Sir Bradley Wiggins: The coach se*ually abused me

by   |  VIEW 485

Sir Bradley Wiggins: The coach se*ually abused me
Sir Bradley Wiggins: The coach se*ually abused me (Provided by Financial World)

Five-time Olympic cycling champion Bradley Wiggins, who was awarded a knighthood in 2013 by British Queen Elizabeth for his achievements, has revealed that he was a victim of se*ual abuse as a teenager. The winner of the 2012 Tour de France said the coach abused him as a 13-year-old, according to Hina.

The now 41-year-old cyclist, who has competed in road cycling and track cycling, is considered one of the best British athletes of all time. He won a total of eight Olympic medals, including five gold and seven world titles.

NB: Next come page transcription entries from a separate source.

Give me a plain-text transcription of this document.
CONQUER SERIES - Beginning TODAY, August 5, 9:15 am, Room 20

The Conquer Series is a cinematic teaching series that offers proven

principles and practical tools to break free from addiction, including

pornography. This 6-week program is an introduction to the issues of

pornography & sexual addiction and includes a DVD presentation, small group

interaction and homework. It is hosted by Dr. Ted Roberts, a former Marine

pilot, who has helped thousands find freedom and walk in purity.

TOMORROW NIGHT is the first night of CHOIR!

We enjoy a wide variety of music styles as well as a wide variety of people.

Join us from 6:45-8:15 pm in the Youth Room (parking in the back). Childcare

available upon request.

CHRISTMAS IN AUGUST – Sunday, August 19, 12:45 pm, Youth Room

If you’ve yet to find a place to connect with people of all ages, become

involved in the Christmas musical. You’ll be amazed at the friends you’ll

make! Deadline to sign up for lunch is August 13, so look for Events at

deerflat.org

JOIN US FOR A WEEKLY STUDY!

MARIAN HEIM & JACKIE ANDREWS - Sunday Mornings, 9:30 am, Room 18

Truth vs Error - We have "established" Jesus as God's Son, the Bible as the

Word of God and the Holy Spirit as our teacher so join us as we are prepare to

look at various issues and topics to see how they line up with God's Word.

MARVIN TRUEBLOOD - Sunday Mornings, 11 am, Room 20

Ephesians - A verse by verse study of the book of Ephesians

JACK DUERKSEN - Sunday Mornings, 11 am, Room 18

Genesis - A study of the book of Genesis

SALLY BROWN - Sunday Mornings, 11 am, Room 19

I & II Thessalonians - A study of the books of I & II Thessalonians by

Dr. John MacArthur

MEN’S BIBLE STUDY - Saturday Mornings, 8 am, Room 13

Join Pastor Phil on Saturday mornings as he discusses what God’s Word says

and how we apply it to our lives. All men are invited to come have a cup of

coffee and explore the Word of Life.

Wiggins said he could not talk about it before because of a difficult relationship with his stepfather, and in an interview with the May issue of the British magazine Men's Health said he had never fully come to terms with the abuse.

“I was groomed by a coach when I was younger – I was about 13 – and I never fully accepted that,” said the British star in an interview for Men’s Health UK. Asked if he was talking about se*ual abuse, he added: “Yes.

It all impacted me as an adult ... I buried it. My stepfather was quite violent to me, he used to call me a fa*got for wearing Lycra and stuff, so I didn’t think I could tell him,” he said. “I was such a loner.

I just wanted to get out of the environment. I became so insular. I was quite a strange teenager in many ways and I think the drive on the bike stemmed from adversity”.

Wiggins battled the depression

Wiggins had previously said he suffered from depression and had a difficult childhood.

He added that he spent most of his life trying to understand his relationship with his father, Australian cyclist Gary Wiggins, who left the family while Bradley was still young and died in 2008 after an argument at a house party.

“It was definitely to do with my dad,” Wiggins answered when asked what he was trying to escape from in life. “He was my hero. I wanted to prove myself to him. He was a good cyclist – he could have been really good – but he was a wasted talent.

He was an alcoholic, a manic depressive, quite violent and he took a lot of amphetamines and drugs back then”. Wiggins peaked in 2012 when he became the first British Tour winner, and just days later he won Olympic gold in the time trial in London.

Wiggo, as he was called, was the only one to win an Olympic gold medal in road cycling and on the track. He ended his successful career at the end of 2016. He now works as a professional commentator.